Eine Mark Schminkzulage
Der berühmte Bariton Johannes Martin Kränzle hatte sein Debüt vor 50 Jahren am Theater Augsburg – als Bub. Jetzt tritt er erneut in Richard Strauss’ „Rosenkavalier“auf – an der Bayerischen Staatsoper in München
Geschlagene 46 Jahre lang seit 1972 hatte der prächtigst ausgestattete Rokoko-„Rosenkavalier“in der Inszenierung von Otto Schenk auf dem Spielplan der Bayerischen Staatsoper München gestanden – bevor er 2018 nach 195 Aufführungen abgesetzt wurde. An diesem Sonntag nun hebt das Nationaltheater eine Neuinszenierung der Richard-Strauss-Oper aus der Taufe – vorerst freilich nur per Stream (18 Uhr).
Und mit von der Partie ist ein in Augsburg geborener namhafter Sänger: der Bariton Johannes Martin Kränzle, der als neureicher Herr von Faninal seine minderjährige Tochter Sophie an den Baron Ochs auf Lerchenau verheiraten will. Der Ochs aber stellt sich als grob ungehobelt heraus – was Sophie auf Distanz zu ihm gehen und Nähe zur Titelfigur Rosenkavalier nehmen lässt. Zarte Bande stellen sich ein…
Auch Johannes Martin Kränzle verbindet mit dem „Rosenkavalier“eine ganz besondere Geschichte. In dieser bittersüßen Komödie gab er vor 50 Jahren als achtjähriger Bub in Augsburg sein Bühnendebüt, es war am 3. Oktober 1971. Seine Rolle damals in dem Hugo-von-Hofmannsthal-Libretto wird heute als höchst heikel empfunden: „ein kleiner Neger“. Er hat stumm und trippelnden Schrittes nicht so furchtbar viel zu tun auf der Bühne – im Wesentlichen nur im 1. Akt eine Tasse Schokolade zu servieren und zum Finale ein Taschentuch aufzuheben – was den einen oder anderen Regisseur nicht davon abhält, den schwarzen Buben auch ein paar indiskrete Blicke in die Szenerie werfen zu lassen.
Johannes Martin Kränzle, so erzählt er selbst, war zu dem trippelnden Auftritt gekommen, weil er seinerzeit in der Augsburger Ballettschule von Magda Karder lernte, die ja damals seit Jahrzehnten auch am Stadttheater beschäftigt war.

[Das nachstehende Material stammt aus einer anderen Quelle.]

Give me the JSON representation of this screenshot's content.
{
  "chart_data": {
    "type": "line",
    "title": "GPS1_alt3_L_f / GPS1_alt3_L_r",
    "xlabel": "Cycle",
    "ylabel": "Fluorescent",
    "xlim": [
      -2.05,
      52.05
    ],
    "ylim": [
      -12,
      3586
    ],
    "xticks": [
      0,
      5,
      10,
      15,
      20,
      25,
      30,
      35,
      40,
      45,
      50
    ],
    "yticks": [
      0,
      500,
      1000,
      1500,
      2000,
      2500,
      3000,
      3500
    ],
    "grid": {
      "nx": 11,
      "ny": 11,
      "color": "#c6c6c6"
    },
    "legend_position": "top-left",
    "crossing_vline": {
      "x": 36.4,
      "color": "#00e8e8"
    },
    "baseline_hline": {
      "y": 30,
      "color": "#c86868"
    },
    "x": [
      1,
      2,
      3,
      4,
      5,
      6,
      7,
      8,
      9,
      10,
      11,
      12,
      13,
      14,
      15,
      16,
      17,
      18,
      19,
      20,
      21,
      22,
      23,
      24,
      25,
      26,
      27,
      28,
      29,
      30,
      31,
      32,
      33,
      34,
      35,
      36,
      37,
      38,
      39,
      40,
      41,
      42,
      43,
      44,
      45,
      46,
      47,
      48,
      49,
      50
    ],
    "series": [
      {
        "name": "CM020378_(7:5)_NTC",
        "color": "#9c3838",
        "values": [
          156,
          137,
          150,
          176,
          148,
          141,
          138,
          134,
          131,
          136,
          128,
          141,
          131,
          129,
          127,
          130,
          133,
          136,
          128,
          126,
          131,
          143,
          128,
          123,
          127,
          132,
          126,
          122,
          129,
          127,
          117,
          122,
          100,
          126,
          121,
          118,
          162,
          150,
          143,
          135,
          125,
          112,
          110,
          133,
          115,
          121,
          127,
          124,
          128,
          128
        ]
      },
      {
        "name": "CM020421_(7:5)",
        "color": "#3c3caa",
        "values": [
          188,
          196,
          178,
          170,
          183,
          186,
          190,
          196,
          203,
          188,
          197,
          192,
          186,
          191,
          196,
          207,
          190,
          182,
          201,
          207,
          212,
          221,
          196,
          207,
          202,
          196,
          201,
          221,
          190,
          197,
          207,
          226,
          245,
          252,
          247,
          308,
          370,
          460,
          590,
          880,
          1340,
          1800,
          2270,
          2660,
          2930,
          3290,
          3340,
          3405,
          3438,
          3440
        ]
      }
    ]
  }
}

Kinderarbeit beziehungsweise Kinderarbeit am Abend und in der Nacht war 1971 noch kein Thema, aber honorierte Arbeit war der Auftritt dennoch. Kränzle erinnert sich an sieben Mark Abendgage plus Schwarzschminkzulage von einer Mark. Heute liegt er drüber. Für die acht Mark trat er dann 1971 auch in einer Weihnachtsgala mit der berühmten, in Augsburg ansässigen Sopranistin Sena Jurinac als Feldmarschallin anlässlich einer
auf.
Doch von allzu langer Dauer blieb das „Rosenkavalier“-Engagement nicht, berichtet Kränzle – und setzt nach, dass die schulischen Leistungen nachließen… Gleichwohl kam der spätere StephanerSchüler mit dem Theater sporadisch doch in Berührung: mal im Kinderchor bei einer Freilichtbühnenaufführung von „Turandot“, mal als
Page im „Falstaff“, mal in Nico Dostals „Ungarischer Hochzeit“, hier „als vierter Sänftenträger“, wie er tiefstapelnd anmerkt.
Sein professionelles Debüt gab Kränzle, der Violine, Regie und Gesang studierte – und auch komponierend tätig ist –, 1987 im Opernhaus Dortmund als Konrad Nachtigall in Wagners „Meistersinger“.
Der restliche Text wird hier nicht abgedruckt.